At this pre-trial stage, the Magistrate is required to perform acts in the nature of administrative work rather than judicial such as ensuring compliance of Sections 207 and 208 Cr.P.C., and committing the matter if it is exclusively triable by Sessions Court. Therefore, it would be legitimate for us to conclude that the Magistrate at the stage of Sections 207 to 209 Cr.P.C. is forbidden, by express provision of Section 319 Cr.P.C., to apply his mind to the merits of the case and determine as to whether any accused needs to be added or subtracted to face trial before the Court of Sessions.”
The court further said that,
“In our opinion, the stage of inquiry does not contemplate any evidence in its strict legal sense, nor the legislature could have contemplated this inasmuch as the stage for evidence has not yet arrived. The only material that the court has before it is the material collected by the prosecution and the court at this stage prima facie can apply its mind to find out as to whether a person, who can be an accused, has been erroneously omitted from being arraigned or has been deliberately excluded by the prosecuting agencies.
This is all the more necessary in order to ensure that the investigating and the prosecuting agencies have acted fairly in bringing before the court those persons who deserve to be tried and to prevent any person from being deliberately shielded when they ought to have been tried. This is necessary to usher faith in the judicial system whereby the court should be empowered to exercise such powers even at the stage of inquiry and it is for this reason that the legislature has consciously used separate terms, namely, inquiry or trial in Section 319 Cr.P.C.
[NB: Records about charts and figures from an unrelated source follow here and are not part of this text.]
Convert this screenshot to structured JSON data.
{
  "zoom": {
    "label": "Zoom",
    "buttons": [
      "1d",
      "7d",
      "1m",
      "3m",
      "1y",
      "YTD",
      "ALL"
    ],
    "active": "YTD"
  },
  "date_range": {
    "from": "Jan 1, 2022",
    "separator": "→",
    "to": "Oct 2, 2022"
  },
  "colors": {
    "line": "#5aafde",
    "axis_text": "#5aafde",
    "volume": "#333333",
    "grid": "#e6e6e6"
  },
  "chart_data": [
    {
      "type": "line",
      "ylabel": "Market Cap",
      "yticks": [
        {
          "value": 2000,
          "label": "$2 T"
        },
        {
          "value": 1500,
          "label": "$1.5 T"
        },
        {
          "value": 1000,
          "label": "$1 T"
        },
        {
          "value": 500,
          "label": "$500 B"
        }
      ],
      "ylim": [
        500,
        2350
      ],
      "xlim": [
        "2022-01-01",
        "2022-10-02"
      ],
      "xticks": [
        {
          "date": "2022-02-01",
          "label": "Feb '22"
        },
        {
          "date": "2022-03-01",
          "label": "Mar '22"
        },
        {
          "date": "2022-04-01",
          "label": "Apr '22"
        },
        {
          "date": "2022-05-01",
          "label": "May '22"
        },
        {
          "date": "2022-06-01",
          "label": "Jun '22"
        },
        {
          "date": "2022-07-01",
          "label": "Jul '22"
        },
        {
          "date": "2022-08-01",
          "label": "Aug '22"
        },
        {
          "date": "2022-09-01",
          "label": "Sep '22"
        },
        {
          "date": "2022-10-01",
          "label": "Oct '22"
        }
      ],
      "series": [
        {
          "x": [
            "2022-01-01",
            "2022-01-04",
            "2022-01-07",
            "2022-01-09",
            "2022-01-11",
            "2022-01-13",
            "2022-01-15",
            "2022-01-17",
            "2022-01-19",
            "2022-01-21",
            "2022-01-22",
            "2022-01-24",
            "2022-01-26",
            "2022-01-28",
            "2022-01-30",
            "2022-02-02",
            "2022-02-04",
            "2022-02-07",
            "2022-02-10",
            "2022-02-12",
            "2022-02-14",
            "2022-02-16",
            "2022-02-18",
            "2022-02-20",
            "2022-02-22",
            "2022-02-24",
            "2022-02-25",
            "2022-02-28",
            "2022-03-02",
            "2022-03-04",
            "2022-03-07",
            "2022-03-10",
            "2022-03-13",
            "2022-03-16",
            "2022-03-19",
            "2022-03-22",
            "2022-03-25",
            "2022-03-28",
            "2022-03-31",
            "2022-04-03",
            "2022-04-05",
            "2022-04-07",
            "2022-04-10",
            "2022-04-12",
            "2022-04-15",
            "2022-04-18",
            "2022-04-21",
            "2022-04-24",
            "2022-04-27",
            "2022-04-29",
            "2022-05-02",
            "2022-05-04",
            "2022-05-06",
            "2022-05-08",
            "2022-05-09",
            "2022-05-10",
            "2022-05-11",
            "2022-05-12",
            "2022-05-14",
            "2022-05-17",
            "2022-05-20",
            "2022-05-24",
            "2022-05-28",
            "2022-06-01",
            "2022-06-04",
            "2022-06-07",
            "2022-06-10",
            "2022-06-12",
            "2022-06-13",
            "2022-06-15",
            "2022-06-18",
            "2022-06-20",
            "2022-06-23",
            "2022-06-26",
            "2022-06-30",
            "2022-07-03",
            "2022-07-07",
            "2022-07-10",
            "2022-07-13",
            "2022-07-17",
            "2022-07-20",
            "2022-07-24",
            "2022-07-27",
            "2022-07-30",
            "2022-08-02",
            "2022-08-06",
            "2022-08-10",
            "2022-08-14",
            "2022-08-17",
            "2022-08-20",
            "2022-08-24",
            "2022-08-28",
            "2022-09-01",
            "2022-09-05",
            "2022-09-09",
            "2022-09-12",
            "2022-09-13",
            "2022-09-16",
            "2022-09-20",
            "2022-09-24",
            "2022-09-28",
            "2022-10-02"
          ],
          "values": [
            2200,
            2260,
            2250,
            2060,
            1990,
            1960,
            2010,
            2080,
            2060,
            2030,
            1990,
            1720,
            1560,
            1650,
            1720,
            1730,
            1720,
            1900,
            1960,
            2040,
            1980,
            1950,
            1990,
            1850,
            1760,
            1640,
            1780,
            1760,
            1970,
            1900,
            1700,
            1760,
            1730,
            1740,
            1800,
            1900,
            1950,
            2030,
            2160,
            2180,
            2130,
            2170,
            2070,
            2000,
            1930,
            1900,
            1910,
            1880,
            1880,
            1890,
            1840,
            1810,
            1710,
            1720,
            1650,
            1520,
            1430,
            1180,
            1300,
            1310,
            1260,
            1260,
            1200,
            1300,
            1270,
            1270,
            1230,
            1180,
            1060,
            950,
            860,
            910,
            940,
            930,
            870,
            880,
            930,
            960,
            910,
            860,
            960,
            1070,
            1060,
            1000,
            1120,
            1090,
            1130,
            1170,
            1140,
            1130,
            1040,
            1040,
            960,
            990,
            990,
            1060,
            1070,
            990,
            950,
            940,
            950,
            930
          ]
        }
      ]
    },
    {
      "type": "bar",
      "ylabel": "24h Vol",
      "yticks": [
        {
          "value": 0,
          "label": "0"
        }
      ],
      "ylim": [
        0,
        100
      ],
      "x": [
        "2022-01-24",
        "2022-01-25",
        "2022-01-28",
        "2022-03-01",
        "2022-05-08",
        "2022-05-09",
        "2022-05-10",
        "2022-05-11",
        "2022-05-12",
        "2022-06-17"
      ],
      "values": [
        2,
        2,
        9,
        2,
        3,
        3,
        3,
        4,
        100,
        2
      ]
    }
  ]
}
Accordingly, we hold that the court can exercise the power under Section 319 Cr.P.C. only after the trial proceeds and commences with the recording of the evidence and also in exceptional circumstances as explained herein above.”
While talking about complaint case, the court held that,
“What is essential for the purpose of the section is that there should appear some evidence against a person not proceeded against and the stage of the proceedings is irrelevant. Where the complainant is circumspect in proceeding against several persons, but the court is of the opinion that there appears to be some evidence pointing to the complicity of some other persons as well, Section 319 Cr.P.C. acts as an empowering provision enabling the court/Magistrate to initiate proceedings against such other persons.
The purpose of Section 319 Cr.P.C. is to do complete justice and to ensure that persons who ought to have been tried as well are also tried. Therefore, there does not appear to be any difficulty in invoking powers of Section 319 Cr.P.C. at the stage of trial in a complaint case when the evidence of the complainant as well as his witnesses is being recorded.”